I think so. Again, it starts with a realistic expectation of the returns you can generate. To get 15%, all I need is a double out of each of these individual stocks over five years. And that makes it easy to step into some of these industries right now because I know that their cycles will get better at some point -- in the next two to three years, I believe. I don't have to wait the whole five years.

TSC: What criteria do you consider besides a depressed P/E? You've said that you also look at the book value. How do you go about selecting these stocks?

Baumgartner:

We probably use

price to book as much as P/E because at times like these, when companies' earnings are under a lot of pressure, the earnings side of the P/E will shrink and the P/E will go up because the earnings are going down. At that point, we depend on book value for very cyclical companies. This represents the net worth of the company in an accounting sense.
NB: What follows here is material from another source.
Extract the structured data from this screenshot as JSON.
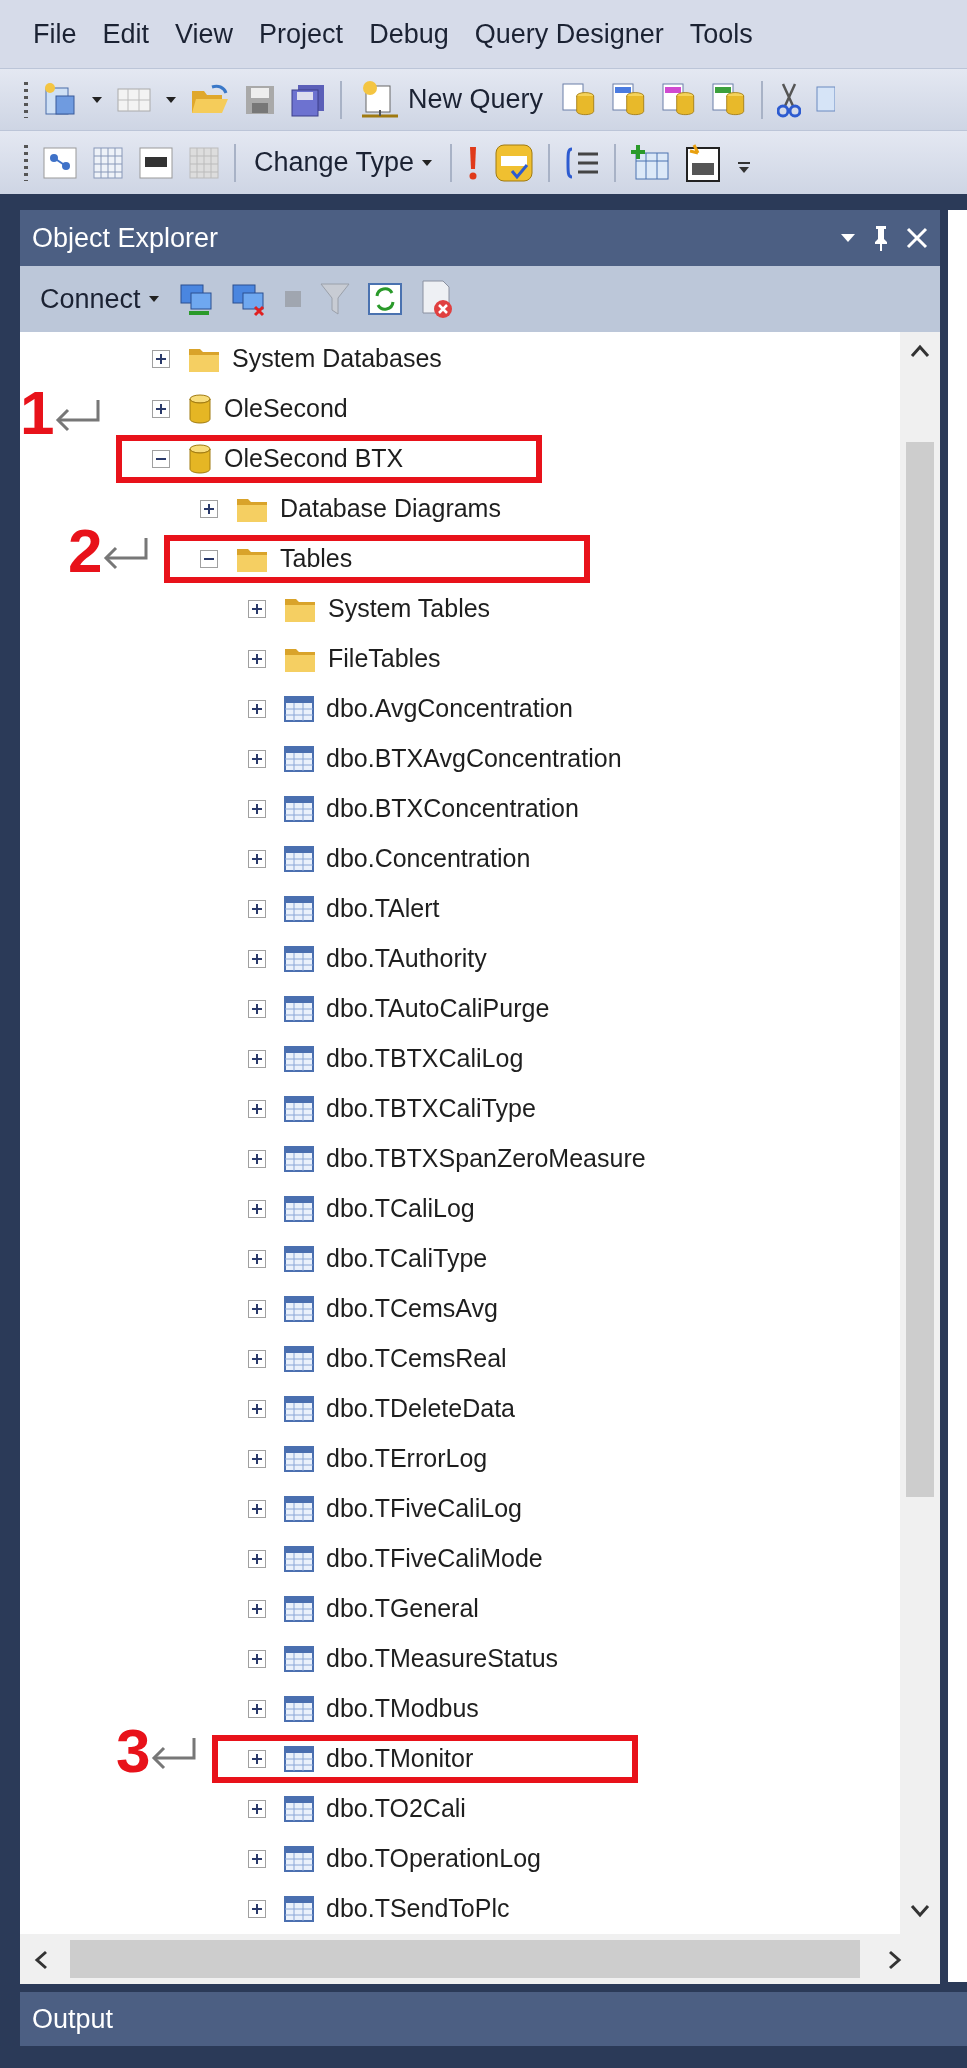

And if you have solid book value -- no intangibles, but cash and hard assets -- those things will tend to give the stock support even when earnings are under pressure.

So it's a way to manage our risk in the fund by concentrating as much on book value when we are buying companies that are out of favor, as well as P/E.

But everything that drives what we do is based on valuation. If stocks aren't at depressed prices, we won't buy them. That's what starts everything. That goes back to my earlier comment. We get paid to be right on price, not on fundamentals. What the Street tends to concentrate on is whether earnings are growing currently, and whether a stock has strong earnings momentum. But there are other ways to value companies, based on hard assets or book value. It may be cash. It may be plant and equipment. You look for tangible assets, even though a company may not be making any money currently. That tends to give a support level to a stock and prevent it from falling any further.

You can take a company like Cummins Engine right now. The earnings estimates have gone from $4 to $5 a share four months ago for 2001, to break-even right now. Meanwhile, the stock has gone from $28 to $44 because it reached a point where it had hard assets, the value of which were greater than the value of the stock in the market. So if I were just to play earnings momentum, I never would have owned that stock. But instead, we bought it when stocks were depressed. The stock was trading at a discount to book value and has rallied very nicely in anticipation that things will get better in the next two to three years.

Eventually, earnings growth will return over the longer term, but in the short term there are other methods of determining when to enter a stock.

TSC: Do you expect small-cap value stocks to remain in favor for a while now?

Baumgartner:

If you look historically, these cycles tend to last anywhere from three to five years. The last time small-cap stocks did well was in 1991, '92 and '93, and then again in '96 and '97. Both of those periods were during and after a

Fed easing, where the economy again accelerated. And I think we are again on the cusp of that period when the Fed has been easing. The economy is going to eventually get better, and because of the companies in our part of the world -- small, cyclical companies -- performance should continue for a while.